Land sub-division hurting Kenya’s farming

The government should formulate land policy governing the minimum land holding and agricultural land use. FILE PHOTO | NMG

What you need to know:

  • The government should formulate land policy governing the minimum land holding and agricultural land use.

Kenya is an agricultural economy. Even with the advances and aspirations of being a manufacturing-driven economy, agriculture will continue remaining a key component in supplying raw materials, or at least food.

However, it is also not possible to talk of food security without mentioning land tenure which is directly correlated with economies of scale and hence the pricing matrix.

A quick drive through West and Central Kenya shows the extent to which land which has great agricultural potential has been reduced to homes and other investments.

In Kisii, for instance, the average acreage is probably 0.5 acres or less and it keeps reducing. This is not helped by traditional beliefs that one must put up a house on their ancestral land.

Across the developed world, there has been a deliberate effort to prevent uneconomical land subdivisions, and in some cases restrictions on the area of land under houses and other developments in agricultural areas.

In rural England and the US, laws prohibit subdivision of farm land and use of agricultural land, and this has enabled the development of huge farm lands, such as the ranches in Texas and the huge potato fields in England. Farmers must produce or the lease is revoked.

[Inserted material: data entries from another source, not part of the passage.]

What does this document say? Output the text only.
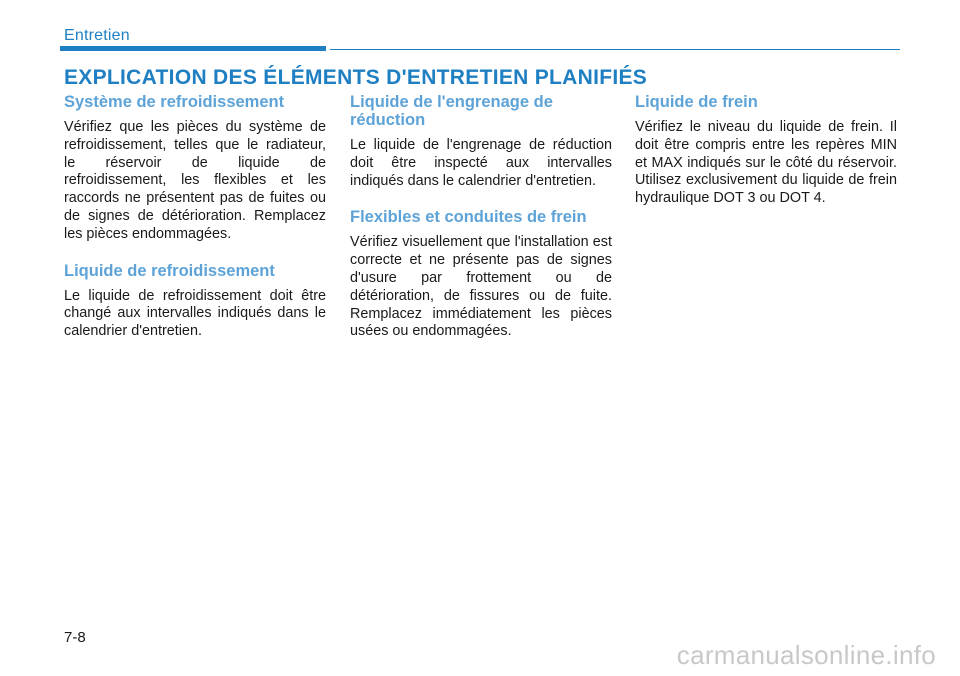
Entretien
EXPLICATION DES ÉLÉMENTS D'ENTRETIEN PLANIFIÉS
Système de refroidissement

Vérifiez que les pièces du système de refroidissement, telles que le radiateur, le réservoir de liquide de refroidissement, les flexibles et les raccords ne présentent pas de fuites ou de signes de détérioration. Remplacez les pièces endommagées.

Liquide de refroidissement

Le liquide de refroidissement doit être changé aux intervalles indiqués dans le calendrier d'entretien.

Liquide de l'engrenage de réduction

Le liquide de l'engrenage de réduction doit être inspecté aux intervalles indiqués dans le calendrier d'entretien.

Flexibles et conduites de frein

Vérifiez visuellement que l'installation est correcte et ne présente pas de signes d'usure par frottement ou de détérioration, de fissures ou de fuite. Remplacez immédiatement les pièces usées ou endommagées.

Liquide de frein

Vérifiez le niveau du liquide de frein. Il doit être compris entre les repères MIN et MAX indiqués sur le côté du réservoir. Utilisez exclusivement du liquide de frein hydraulique DOT 3 ou DOT 4.

7-8
carmanualsonline.info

It is, therefore, the right time for the government to formulate land policy governing the minimum land holding and agricultural land use. In the Kenyan context, it will be important to not only specify the minimum acreage but also acceptable land use, such as at least 20 percent of the land under tree cover and the housing, leaving 80 percent for meaningful agricultural activities. Subject to subsidy programmes, the land holders have to produce.

Failure to address this issue will lead to continued shrinking of land available under food production, and the country could end up being a net importer of food that is already the case anyway from the maize imports regularly.

The writer is a Chevening scholar at QuuenMary, University of London.